Cloud-on-k8s: GKE E2E tests fail for a go dependency issue

Created on 18 Feb 2020  路  8Comments  路  Source: elastic/cloud-on-k8s

build github.com/elastic/cloud-on-k8s/test/e2e/cmd: cannot load github.com/Masterminds/sprig: open /go/pkg/mod/cache/download/github.com/!masterminds/sprig/@v/v2.22.0+incompatible.lock: permission denied
>test

Most helpful comment

You guessed it right! I have some information to understand what are the conditions that make chgrp -R 0 /go && chmod -R g=u /go can be a problem.

The eck-vanilla job fails too. This indicates it is not related to several CI jobs working in parallel with the same go modules cache. This seems to indicate it is related to the kubernetes version (as for the job eck-versions-k8s). Looking at the 2 jobs, it seems that the issue occurs from k8s 1.14.

I managed to isolate the problem:

Create 2 k8s clusters, one in version < 1.14 and one in version >= 1.14:

> kind create cluster --image kindest/node:v1.12.10 --name kind-12
> kind load --name kind-12 docker-image eu.gcr.io/elastic-cloud-dev/eck-operator--e2e-tests:cda077a2

> kind create cluster --image kindest/node:v1.15.3 --name kind-15
> kind load --name kind-15 docker-image eu.gcr.io/elastic-cloud-dev/eck-operator--e2e-tests:cda077a2

And deploy this job:

apiVersion: batch/v1
kind: Job
metadata:
  name: eck-e2e-debug
spec:
  template:
    spec:
      securityContext:
        runAsNonRoot: true
        fsGroup: 101
        runAsUser: 101
        runAsGroup: 101
      containers:
        - name: e2e
          image: eu.gcr.io/elastic-cloud-dev/eck-operator--e2e-tests:cda077a2
          command: [ "go", "build", "test/e2e/cmd/main.go" ]
      restartPolicy: Never

Or just a pod to exec into it and run some commands manually:

apiVersion: v1
kind: Pod
metadata:
  name: e2e
spec:
  securityContext:
    fsGroup: 101
    runAsGroup: 101
    runAsNonRoot: true
    runAsUser: 101
  containers:
  - name: main
    image: eu.gcr.io/elastic-cloud-dev/eck-operator--e2e-tests:cda077a2
    command: [ "sh", "-c", "sleep 1h" ]

In 1.12, it's ok. The current user (uid=101) can read and write files on the filesystem of the container.
In 1.15, it fails. The current user can't write files and can even read only a few files.

Let's compare the output of the id command:

[1.12] > id
[1.12] uid=101 gid=0(root) groups=0(root),101(ssh)

[1.15] > id
[1.15] uid=101 gid=101(ssh) groups=101(ssh)

I looked for elements related to the security context in the 1.14 release notes.
Since k8s 1.14, the RunAsGroup feature is now in beta and enabled by default.
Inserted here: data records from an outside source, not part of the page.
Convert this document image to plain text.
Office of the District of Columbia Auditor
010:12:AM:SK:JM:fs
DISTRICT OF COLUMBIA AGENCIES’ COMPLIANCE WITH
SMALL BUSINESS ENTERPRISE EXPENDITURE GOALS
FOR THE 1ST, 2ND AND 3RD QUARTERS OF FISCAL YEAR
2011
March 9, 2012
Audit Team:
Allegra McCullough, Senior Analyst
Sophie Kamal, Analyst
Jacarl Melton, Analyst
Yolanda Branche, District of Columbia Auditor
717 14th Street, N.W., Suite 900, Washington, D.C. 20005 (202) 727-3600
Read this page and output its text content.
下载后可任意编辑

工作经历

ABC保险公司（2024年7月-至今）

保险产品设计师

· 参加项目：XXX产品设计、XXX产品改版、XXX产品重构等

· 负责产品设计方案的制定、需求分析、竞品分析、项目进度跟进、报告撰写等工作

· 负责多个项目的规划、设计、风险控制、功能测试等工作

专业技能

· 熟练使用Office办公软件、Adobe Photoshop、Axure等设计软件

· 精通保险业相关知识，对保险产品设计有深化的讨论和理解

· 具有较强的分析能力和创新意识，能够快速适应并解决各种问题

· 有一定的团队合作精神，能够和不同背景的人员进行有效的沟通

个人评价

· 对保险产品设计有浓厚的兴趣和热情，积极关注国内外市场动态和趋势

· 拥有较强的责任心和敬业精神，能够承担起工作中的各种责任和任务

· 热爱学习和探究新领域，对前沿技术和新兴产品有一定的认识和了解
You can set the runAsGroup field in a pod鈥檚 securityContext to specify the primary group ID of all processes that will run in the pod.

This combined with 43ef707 seems to me to be the cause of the problem.

All 8 comments

The dependency to sprig showing up as +incompatible just means it's not using go modules.
Looking at their github page it looks like version 3+ is compatible with go modules and we are using v2+.
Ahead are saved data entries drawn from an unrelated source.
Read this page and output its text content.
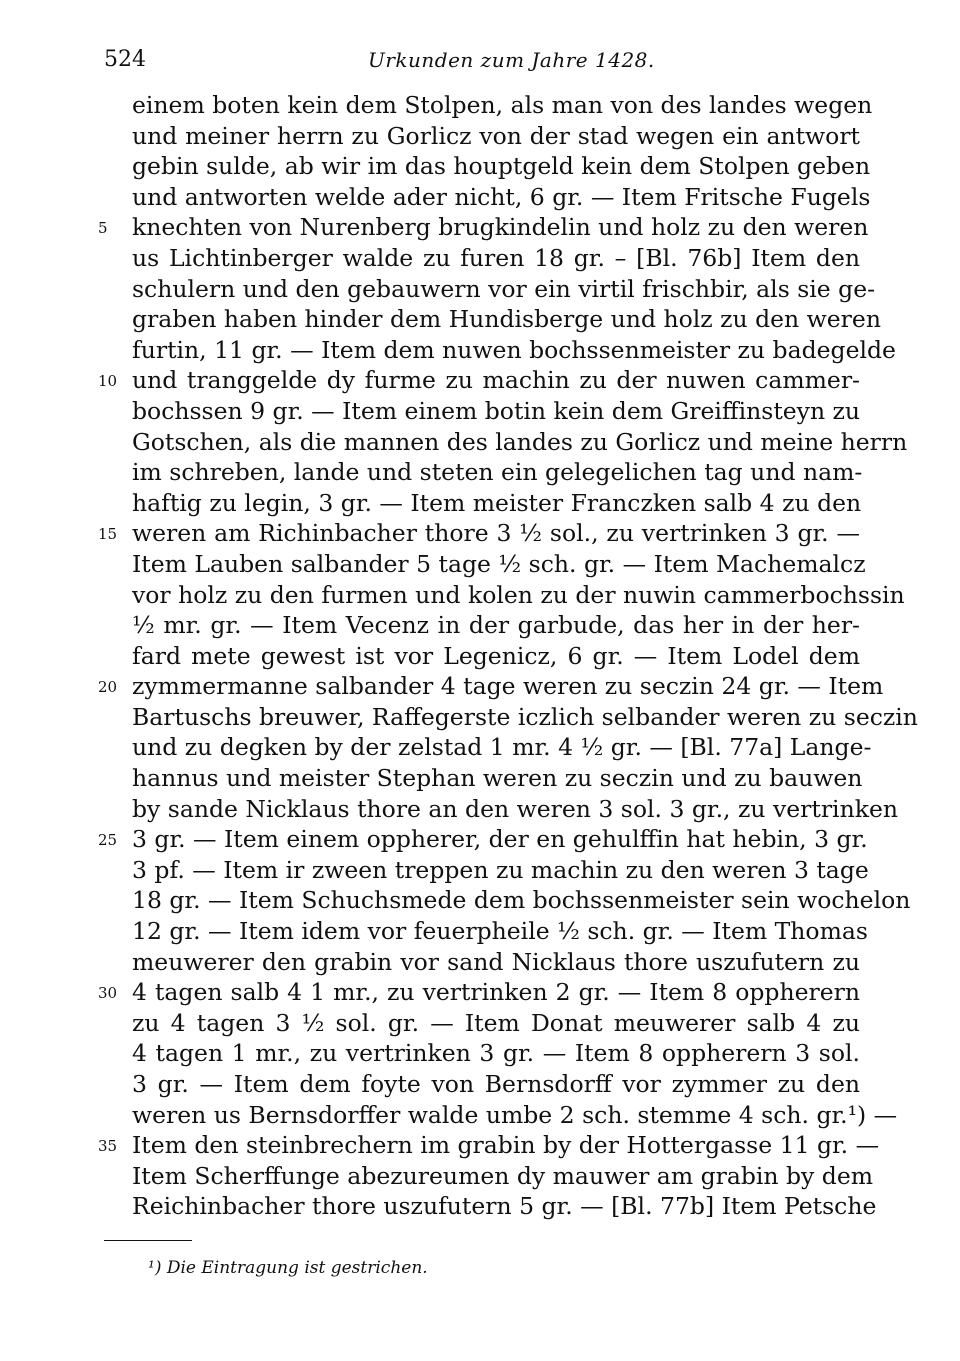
524	Urkunden zum Jahre 1428.
einem boten kein dem Stolpen, als man von des landes wegen
und meiner herrn zu Gorlicz von der stad wegen ein antwort
gebin sulde, ab wir im das houptgeld kein dem Stolpen geben
und antworten welde ader nicht, 6 gr. — Item Fritsche Fugels
knechten von Nurenberg brugkindelin und holz zu den weren
5
us Lichtinberger walde zu furen 18 gr. – [Bl. 76b] Item den
schulern und den gebauwern vor ein virtil frischbir, als sie ge-
graben haben hinder dem Hundisberge und holz zu den weren
furtin, 11 gr. — Item dem nuwen bochssenmeister zu badegelde
und tranggelde dy furme zu machin zu der nuwen cammer-
10
bochssen 9 gr. — Item einem botin kein dem Greiffinsteyn zu
Gotschen, als die mannen des landes zu Gorlicz und meine herrn
im schreben, lande und steten ein gelegelichen tag und nam-
haftig zu legin, 3 gr. — Item meister Franczken salb 4 zu den
weren am Richinbacher thore 3 ½ sol., zu vertrinken 3 gr. —
15
Item Lauben salbander 5 tage ½ sch. gr. — Item Machemalcz
vor holz zu den furmen und kolen zu der nuwin cammerbochssin
½ mr. gr. — Item Vecenz in der garbude, das her in der her-
fard mete gewest ist vor Legenicz, 6 gr. — Item Lodel dem
zymmermanne salbander 4 tage weren zu seczin 24 gr. — Item
20
Bartuschs breuwer, Raffegerste iczlich selbander weren zu seczin
und zu degken by der zelstad 1 mr. 4 ½ gr. — [Bl. 77a] Lange-
hannus und meister Stephan weren zu seczin und zu bauwen
by sande Nicklaus thore an den weren 3 sol. 3 gr., zu vertrinken
3 gr. — Item einem oppherer, der en gehulffin hat hebin, 3 gr.
25
3 pf. — Item ir zween treppen zu machin zu den weren 3 tage
18 gr. — Item Schuchsmede dem bochssenmeister sein wochelon
12 gr. — Item idem vor feuerpheile ½ sch. gr. — Item Thomas
meuwerer den grabin vor sand Nicklaus thore uszufutern zu
4 tagen salb 4 1 mr., zu vertrinken 2 gr. — Item 8 oppherern
30
zu 4 tagen 3 ½ sol. gr. — Item Donat meuwerer salb 4 zu
4 tagen 1 mr., zu vertrinken 3 gr. — Item 8 oppherern 3 sol.
3 gr. — Item dem foyte von Bernsdorff vor zymmer zu den
weren us Bernsdorffer walde umbe 2 sch. stemme 4 sch. gr.¹) —
Item den steinbrechern im grabin by der Hottergasse 11 gr. —
35
Item Scherffunge abezureumen dy mauwer am grabin by dem
Reichinbacher thore uszufutern 5 gr. — [Bl. 77b] Item Petsche
¹) Die Eintragung ist gestrichen.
I don't think this is related to the error we get.

I cannot reproduce the error locally after running go clean --modcache first to re-download all dependencies.

I'm wondering if it could be related to several CI jobs working in parallel with the same go modules cache?

We get different somewhat-related errors for other modules as well:

22:49:37  go: writing stat cache: open /go/pkg/mod/cache/download/k8s.io/api/@v/v0.17.3.info570321898.tmp: permission denied
22:49:37  go: writing stat cache: open /go/pkg/mod/cache/download/k8s.io/client-go/@v/v11.0.0+incompatible.info683262243.tmp: permission denied

It seems to fail since build 209. I'm wondering if it could be related to us changing the Jenkins worker disk size?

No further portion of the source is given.